Slamming Prime Minister Benjamin Netanyahu’s assertion that he is in talks with the US over Israeli settlement annexation, the spokesman for Palestinian Authority President Mahmoud Abbas said Monday that such a step would “eliminate” all international efforts to revive the peace process.
The angry Palestinian reaction came amid Israeli attempts to walk back the claim and a flat-out denial from the White House.
In a statement carried by the PA’s official Wafa news agency, Nabil Abu Rudeineh argued that because the settlements are illegal under international law, any unilateral Israeli imposition of sovereignty “will not change anything.”

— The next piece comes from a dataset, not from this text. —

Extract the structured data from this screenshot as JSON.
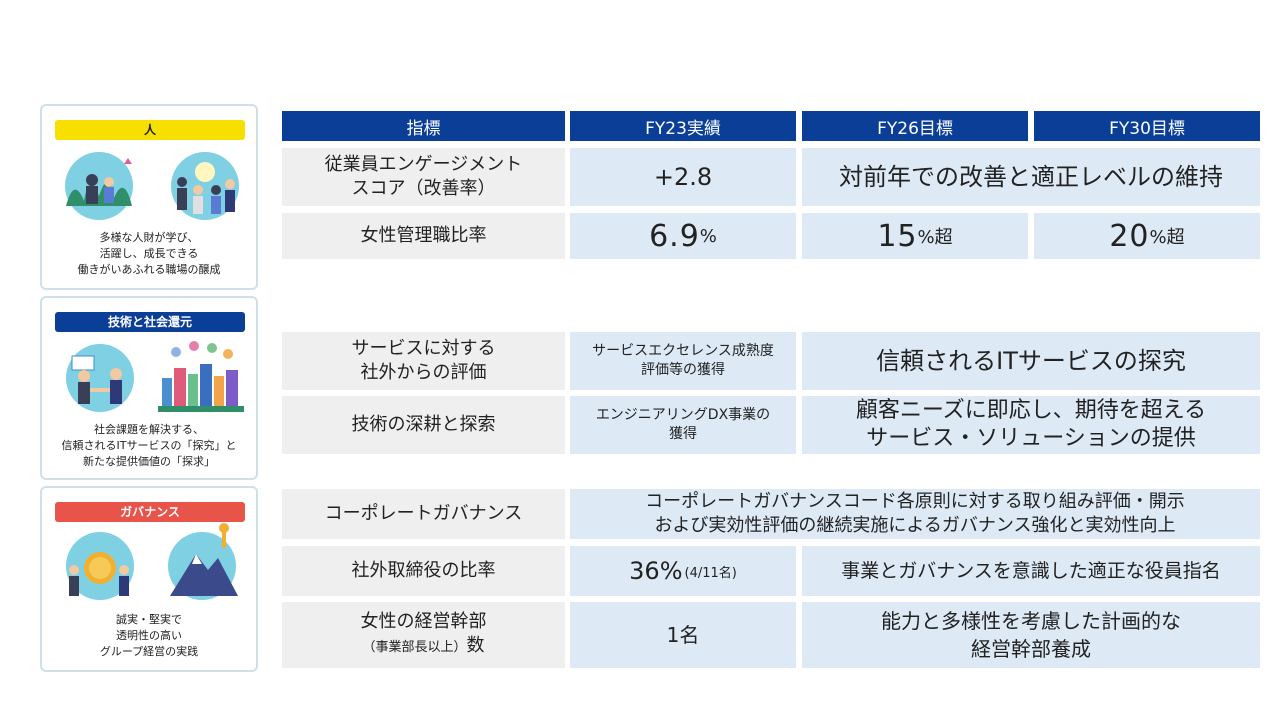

The PA’s chief negotiator, Saeb Erekat, charged that such discussions, as described by Netanyahu, amount to “land theft” with “US complicity.”
A senior Israeli diplomatic official walked back Netanyahu’s remarks on the prime minister’s behalf hours after he made them at a Likud faction meeting.

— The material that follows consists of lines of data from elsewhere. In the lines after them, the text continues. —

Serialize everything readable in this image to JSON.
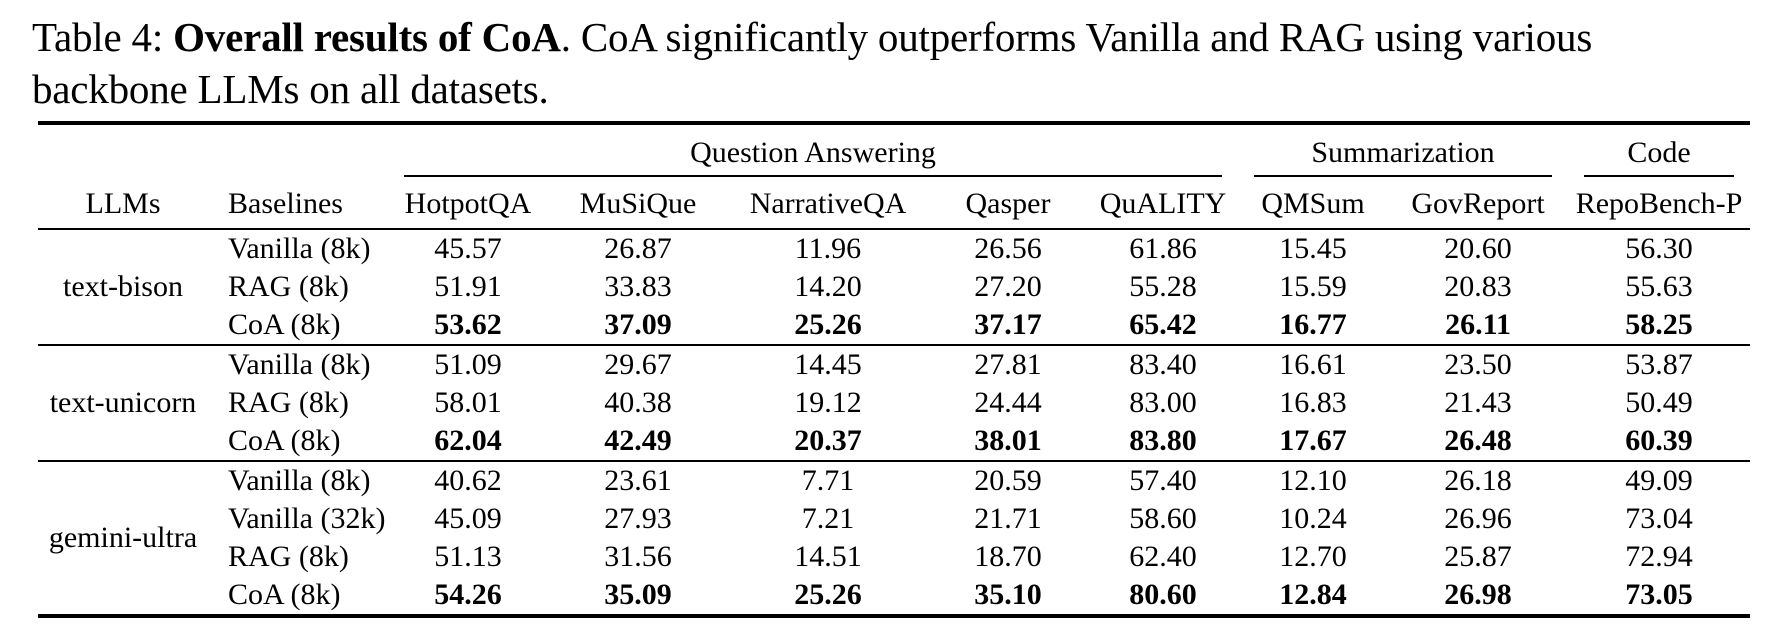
{
  "caption": {
    "label": "Table 4:",
    "title": "Overall results of CoA",
    "rest_line1": ". CoA significantly outperforms Vanilla and RAG using various",
    "line2": "backbone LLMs on all datasets."
  },
  "table": {
    "col_headers": {
      "llms": "LLMs",
      "baselines": "Baselines"
    },
    "groups": [
      {
        "label": "Question Answering",
        "columns": [
          "HotpotQA",
          "MuSiQue",
          "NarrativeQA",
          "Qasper",
          "QuALITY"
        ]
      },
      {
        "label": "Summarization",
        "columns": [
          "QMSum",
          "GovReport"
        ]
      },
      {
        "label": "Code",
        "columns": [
          "RepoBench-P"
        ]
      }
    ],
    "blocks": [
      {
        "llm": "text-bison",
        "rows": [
          {
            "baseline": "Vanilla (8k)",
            "bold": false,
            "values": [
              "45.57",
              "26.87",
              "11.96",
              "26.56",
              "61.86",
              "15.45",
              "20.60",
              "56.30"
            ]
          },
          {
            "baseline": "RAG (8k)",
            "bold": false,
            "values": [
              "51.91",
              "33.83",
              "14.20",
              "27.20",
              "55.28",
              "15.59",
              "20.83",
              "55.63"
            ]
          },
          {
            "baseline": "CoA (8k)",
            "bold": true,
            "values": [
              "53.62",
              "37.09",
              "25.26",
              "37.17",
              "65.42",
              "16.77",
              "26.11",
              "58.25"
            ]
          }
        ]
      },
      {
        "llm": "text-unicorn",
        "rows": [
          {
            "baseline": "Vanilla (8k)",
            "bold": false,
            "values": [
              "51.09",
              "29.67",
              "14.45",
              "27.81",
              "83.40",
              "16.61",
              "23.50",
              "53.87"
            ]
          },
          {
            "baseline": "RAG (8k)",
            "bold": false,
            "values": [
              "58.01",
              "40.38",
              "19.12",
              "24.44",
              "83.00",
              "16.83",
              "21.43",
              "50.49"
            ]
          },
          {
            "baseline": "CoA (8k)",
            "bold": true,
            "values": [
              "62.04",
              "42.49",
              "20.37",
              "38.01",
              "83.80",
              "17.67",
              "26.48",
              "60.39"
            ]
          }
        ]
      },
      {
        "llm": "gemini-ultra",
        "rows": [
          {
            "baseline": "Vanilla (8k)",
            "bold": false,
            "values": [
              "40.62",
              "23.61",
              "7.71",
              "20.59",
              "57.40",
              "12.10",
              "26.18",
              "49.09"
            ]
          },
          {
            "baseline": "Vanilla (32k)",
            "bold": false,
            "values": [
              "45.09",
              "27.93",
              "7.21",
              "21.71",
              "58.60",
              "10.24",
              "26.96",
              "73.04"
            ]
          },
          {
            "baseline": "RAG (8k)",
            "bold": false,
            "values": [
              "51.13",
              "31.56",
              "14.51",
              "18.70",
              "62.40",
              "12.70",
              "25.87",
              "72.94"
            ]
          },
          {
            "baseline": "CoA (8k)",
            "bold": true,
            "values": [
              "54.26",
              "35.09",
              "25.26",
              "35.10",
              "80.60",
              "12.84",
              "26.98",
              "73.05"
            ]
          }
        ]
      }
    ]
  }
}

Then the prime minister said that he had been in talks with the White House on a “historic” initiative to annex Israeli settlement areas in the West Bank.
“I’m guided by two principles in this issue… optimal coordination with the Americans, whose relationship with us is a strategic asset for Israel and the settlement movement; and the fact that it must be a government initiative rather than a private one because it would be a historic move,” he added then.
However, the senior diplomatic official later clarified that Netanyahu has not actually presented the Trump administration with specific proposals to annex the West Bank.
The official explained that since nothing formal was presented, the US “did not express support for the proposals.”
The official added that “Israel updated the US on various proposals that are being brought up in the Knesset, and the US expressed its clear position that it hopes to present [US] President [Donald] Trump’s peace plan.”
“Prime Minister Netanyahu’s position is that if the Palestinians continue to refuse negotiating peace — Israel will present its own alternatives,” the official added.
A White House spokesman also denied Netanyahu’s comments, saying “reports that the United States discussed with Israel an annexation plan for the West Bank are false.”
“The United States and Israel have never discussed such a proposal, and the president’s focus remains squarely on his Israeli-Palestinian peace initiative,” the spokesman added, suggesting that Washington views such measures as damaging to its peace efforts.
Getting US backing for such a move would be a major shift in policy for the Americans, who have long considered the settlements an impediment to peace, while most of the international community regards them as illegal under international law.
Trump, in an interview published Sunday in the Israel Hayom daily, expressed concerns about Israeli settlement building, although his administration has yet to criticize the construction approval of any particular plan since he took office a year ago — a break from the previous Obama administration’s more critical attitude toward the issue.
The president added in the interview that he is “not necessarily sure” Israel is genuinely seeking to reach a peace agreement with the Palestinians while saying that the Palestinians were not looking for peace.
Trump has previously denounced the Palestinians for what he sees as their unwillingness to negotiate, but he has largely refrained from criticizing Israel.
Netanyahu’s remarks came as lawmakers were seeking to advance legislation that would apply Israeli sovereignty over all areas of Jewish settlement in the West Bank.
Israel captured the West Bank, Golan Heights and East Jerusalem in the 1967 Six Day War and has applied sovereignty over the Golan and Jerusalem, in moves not recognized by the international community, including the US.
But the so-called Sovereignty Bill hit a snag Sunday, when the heads of coalition parties pulled the proposal — drafted by Yoav Kisch (Likud) and Bezalel Smotrich (Jewish Home) — from the agenda of a meeting on the coming week’s legislative timetable.
A statement explaining the move cited the security situation on Israel’s northern border, as well as a need to coordinate the measure with the relevant diplomatic channels.
The legislation will likely be pushed off until next week’s Ministerial Committee for Legislation meeting.
Last Thursday, a spokesman for a senior member of the Ministerial Committee for Legislation told The Times of Israel that Netanyahu had ordered that the legislation be pulled from the panel’s agenda in order to provide time to coordinate the measure with the White House first.